Pero un día, mientras los oficiales pasaban lista a los presos, escucharon un sonido nuevo --"artillería, cañones"-- y se dieron cuenta que los aliados estaban cerca.
"Nos miramos unos a otros y se hizo un silencio extraordinario", asegura.
En 1945, la Pascua cayó el 1º de abril. Ese día no trabajaron. Entonces les dijeron que iban a ser evacuados.
Les ordenaron marchar en columnas de 1.000 personas, sin conocer su destino final, a través de un paisaje montañoso.
"Lloviznaba (...) Caminamos así durante tres o cuatro días", describe.
Ohrdruf había sido peor que Buchenwald y los prisioneros estaban agotados, algunos "medio muertos". Cualquiera que cayera por el camino era fusilado.
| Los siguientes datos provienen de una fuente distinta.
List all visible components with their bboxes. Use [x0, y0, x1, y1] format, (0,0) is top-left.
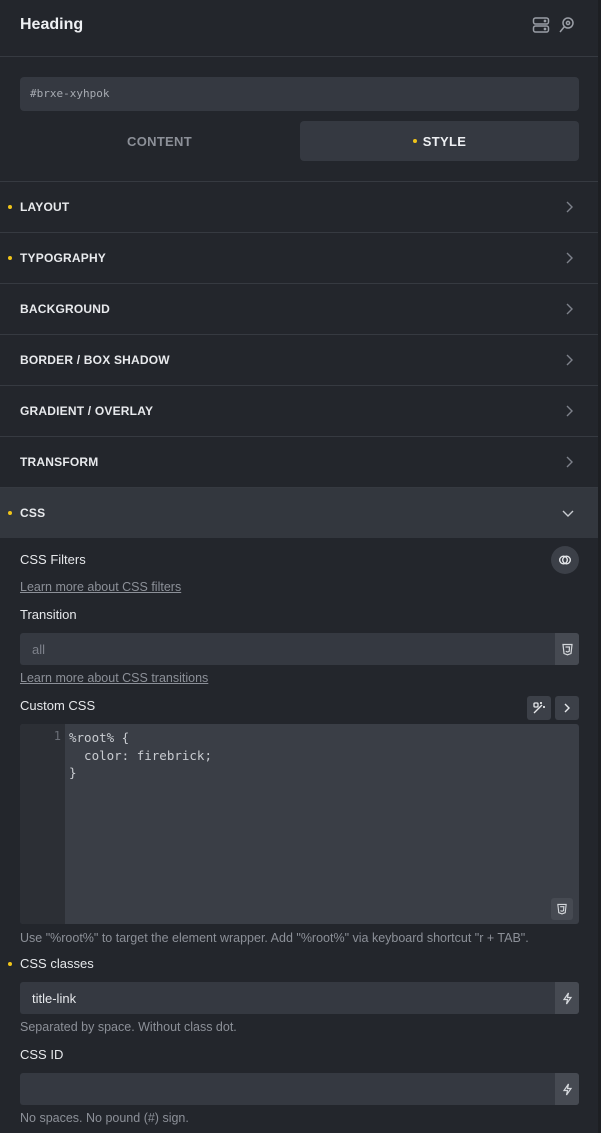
element-id-field[interactable]: #brxe-xyhpok	[20, 77, 579, 111]
section-label: TRANSFORM	[20, 455, 99, 469]
css-classes-label: CSS classes	[20, 956, 94, 971]
chevron-down-icon	[562, 510, 574, 517]
line-gutter: 1	[20, 724, 65, 924]
transition-label: Transition	[20, 607, 77, 622]
chevron-right-icon	[564, 703, 570, 713]
css-id-label: CSS ID	[20, 1047, 64, 1062]
custom-css-editor[interactable]: 1 %root% { color: firebrick; }	[20, 724, 579, 924]
pin-icon[interactable]	[557, 15, 577, 35]
section-label: TYPOGRAPHY	[20, 251, 107, 265]
expand-editor-button[interactable]	[555, 696, 579, 720]
tab-content[interactable]: CONTENT	[20, 121, 299, 161]
css-filters-button[interactable]	[551, 546, 579, 574]
css-id-input[interactable]	[20, 1073, 579, 1105]
custom-css-label: Custom CSS	[20, 698, 96, 713]
dynamic-data-button[interactable]	[555, 1073, 579, 1105]
section-transform[interactable]: TRANSFORM	[0, 436, 601, 487]
section-label: CSS	[20, 506, 46, 520]
css-filters-label: CSS Filters	[20, 552, 86, 567]
modified-dot	[8, 205, 12, 209]
tab-style-label: STYLE	[422, 133, 467, 149]
section-typography[interactable]: TYPOGRAPHY	[0, 232, 601, 283]
dynamic-data-button[interactable]	[555, 982, 579, 1014]
modified-dot	[8, 511, 12, 515]
chevron-right-icon	[566, 303, 573, 315]
css-classes-help: Separated by space. Without class dot.	[20, 1020, 237, 1034]
modified-dot	[8, 962, 12, 966]
modified-dot	[8, 256, 12, 260]
transition-placeholder: all	[32, 642, 46, 657]
transition-input[interactable]: all	[20, 633, 579, 665]
section-css[interactable]: CSS	[0, 487, 601, 538]
css-classes-value: title-link	[32, 991, 77, 1006]
section-label: BACKGROUND	[20, 302, 110, 316]
magic-wand-icon	[533, 702, 545, 714]
css3-icon	[557, 903, 567, 915]
section-background[interactable]: BACKGROUND	[0, 283, 601, 334]
custom-css-help: Use "%root%" to target the element wrapp…	[20, 931, 529, 945]
bolt-icon	[562, 1083, 572, 1095]
tab-style[interactable]: STYLE	[300, 121, 579, 161]
structure-icon[interactable]	[531, 15, 551, 35]
chevron-right-icon	[566, 405, 573, 417]
code-content[interactable]: %root% { color: firebrick; }	[69, 729, 212, 782]
section-layout[interactable]: LAYOUT	[0, 181, 601, 232]
css-transitions-link[interactable]: Learn more about CSS transitions	[20, 671, 208, 685]
section-label: LAYOUT	[20, 200, 70, 214]
css3-button[interactable]	[555, 633, 579, 665]
ai-magic-button[interactable]	[527, 696, 551, 720]
css-filters-link[interactable]: Learn more about CSS filters	[20, 580, 181, 594]
css-id-help: No spaces. No pound (#) sign.	[20, 1111, 189, 1125]
chevron-right-icon	[566, 354, 573, 366]
section-label: GRADIENT / OVERLAY	[20, 404, 154, 418]
panel-title: Heading	[20, 16, 84, 33]
panel-header	[0, 0, 601, 57]
section-label: BORDER / BOX SHADOW	[20, 353, 170, 367]
section-gradient-overlay[interactable]: GRADIENT / OVERLAY	[0, 385, 601, 436]
chevron-right-icon	[566, 252, 573, 264]
modified-dot	[412, 139, 417, 143]
line-number: 1	[53, 729, 61, 743]
section-border-box-shadow[interactable]: BORDER / BOX SHADOW	[0, 334, 601, 385]
bolt-icon	[562, 992, 572, 1004]
filters-icon	[559, 555, 571, 565]
css-classes-input[interactable]: title-link	[20, 982, 579, 1014]
css3-button[interactable]	[551, 898, 573, 920]
chevron-right-icon	[566, 201, 573, 213]
css3-icon	[561, 643, 573, 655]
chevron-right-icon	[566, 456, 573, 468]
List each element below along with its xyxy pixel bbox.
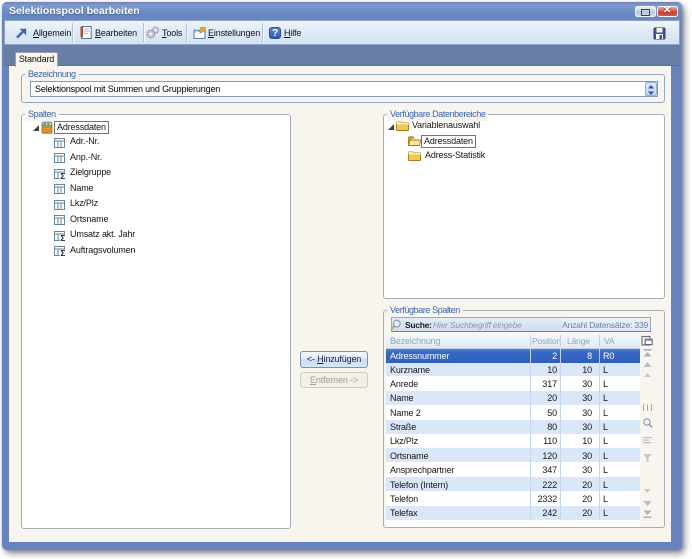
svg-text:Σ: Σ xyxy=(60,233,65,241)
svg-text:Σ: Σ xyxy=(60,248,65,256)
svg-text:Σ: Σ xyxy=(60,171,65,179)
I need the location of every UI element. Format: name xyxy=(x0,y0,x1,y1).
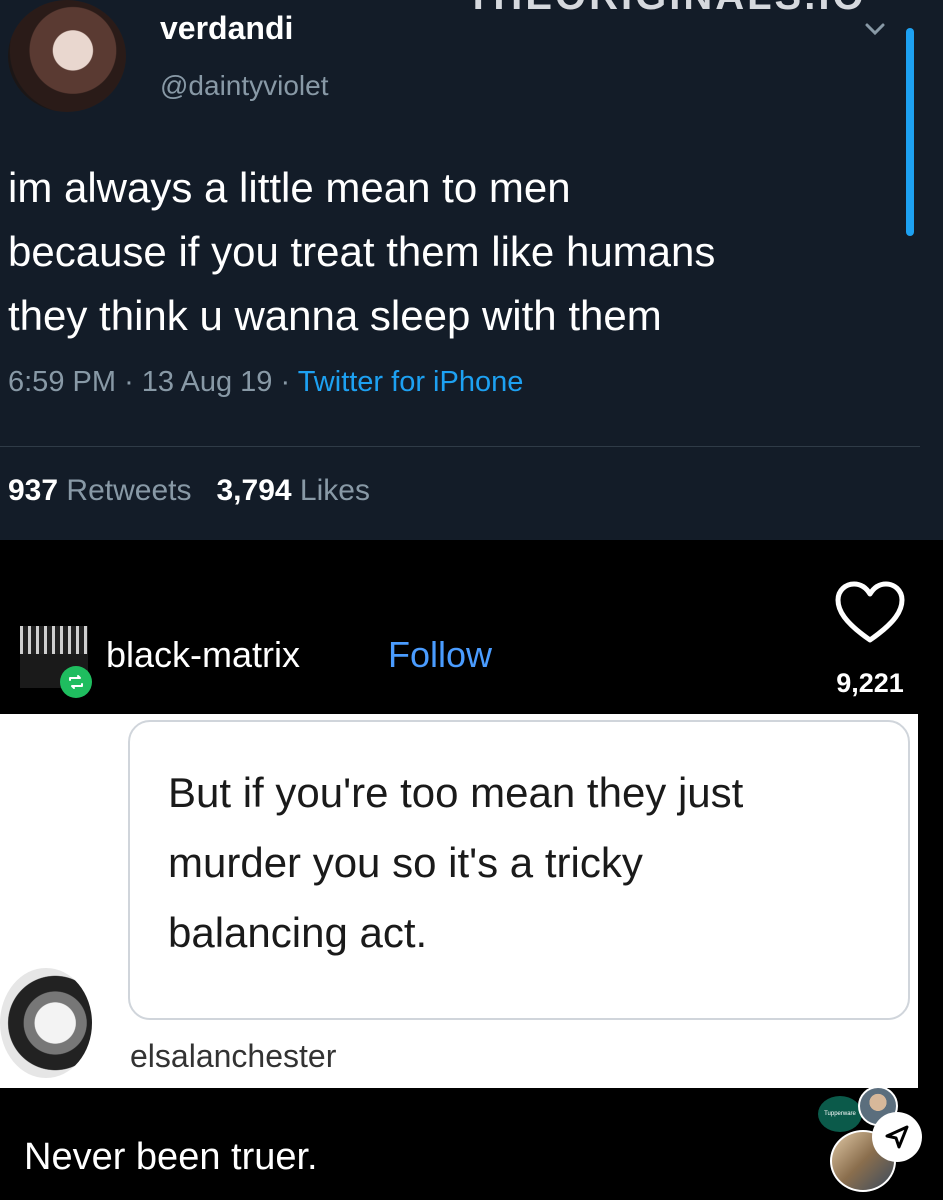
comment-icon[interactable] xyxy=(838,754,902,816)
likes-label: Likes xyxy=(299,474,370,507)
tweet-time: 6:59 PM xyxy=(8,366,116,398)
caption-text: Never been truer. xyxy=(24,1136,318,1178)
post-bubble: But if you're too mean they just murder … xyxy=(128,720,910,1020)
tweet-divider xyxy=(0,446,920,447)
tweet-text-line: they think u wanna sleep with them xyxy=(8,292,662,339)
heart-icon[interactable] xyxy=(834,580,906,646)
post-author-avatar[interactable] xyxy=(0,968,92,1078)
comment-count: 54 xyxy=(854,838,886,868)
tweet-display-name: verdandi xyxy=(160,10,294,46)
tweet-stats: 937 Retweets 3,794 Likes xyxy=(8,474,370,508)
post-text-line: murder you so it's a tricky xyxy=(168,839,643,886)
repost-icon[interactable] xyxy=(838,922,902,992)
tweet-text: im always a little mean to men because i… xyxy=(8,156,908,348)
reblog-icon xyxy=(60,666,92,698)
tumblr-post: But if you're too mean they just murder … xyxy=(0,714,918,1088)
tweet-avatar xyxy=(8,0,126,112)
post-text-line: But if you're too mean they just xyxy=(168,769,744,816)
share-button[interactable] xyxy=(872,1112,922,1162)
tweet-date: 13 Aug 19 xyxy=(141,366,273,398)
tweet-text-line: because if you treat them like humans xyxy=(8,228,716,275)
tweet-card: THEORIGINALS.IO verdandi @daintyviolet i… xyxy=(0,0,943,540)
repost-count: 290 xyxy=(847,1024,893,1054)
watermark-text: THEORIGINALS.IO xyxy=(466,0,867,19)
sponsor-badge[interactable]: Tupperware xyxy=(818,1096,862,1132)
reblogger-name[interactable]: black-matrix xyxy=(106,634,300,676)
like-count: 9,221 xyxy=(836,668,904,698)
send-icon xyxy=(885,1125,909,1149)
tweet-text-line: im always a little mean to men xyxy=(8,164,571,211)
retweets-count: 937 xyxy=(8,474,59,507)
retweets-label: Retweets xyxy=(66,474,192,507)
tweet-source: Twitter for iPhone xyxy=(297,366,524,398)
likes-count: 3,794 xyxy=(216,474,292,507)
tweet-meta: 6:59 PM · 13 Aug 19 · Twitter for iPhone xyxy=(8,366,524,398)
chevron-down-icon xyxy=(865,23,885,36)
post-author-name[interactable]: elsalanchester xyxy=(130,1038,336,1075)
tweet-handle: @daintyviolet xyxy=(160,70,329,101)
post-text-line: balancing act. xyxy=(168,909,428,956)
post-text: But if you're too mean they just murder … xyxy=(168,758,743,968)
follow-button[interactable]: Follow xyxy=(388,634,492,676)
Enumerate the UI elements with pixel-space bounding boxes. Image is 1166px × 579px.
Muchos perdieron la vida durante la marcha de la muerte, asegura Moalic.
"Llegamos a la estación de tren de Weimar y luego empezaron a subir hacia Buchenwald. Eran unos seis o siete kilómetros. Hubo 72 cadáveres", subraya.
- Liberación -
Los prisioneros llegaron a Buchenwald al anochecer.
"Nos contaron de cinco en cinco, según el procedimiento. Estábamos entre 3.000 y 4.000 en la plaza, al descubierto, sin nada", asegura.
Un hombre lo reconoció y lo llevó de vuelta al barracón 34. "Yo estaba cubierto de piojos".
Los estadounidenses se acercaban cada vez más.
"El 11 de abril, había mucho nerviosismo en el campo", describe Moalic.
Los prisioneros no sabían si los liberarían o los matarían.
"Los SS empezaron a vaciar el campo, barracón por barracón, y enviaban cada grupo a la estación de Weimar, donde les esperaban vagones asquerosos".
Los prisioneros que quedaban se prepararon para un posible combate. Pero "de repente, una unidad estadounidense llegó".
"Los SS no lucharon, prefirieron largarse. Unos minutos después, ya estábamos fuera", explica.
En un relato publicado en 1985, Moalic recordó un "hermoso día para los internos del campo de concentración de Buchenwald, el primer día hermoso desde 1937, cuando Heinrich Himmler lo inauguró".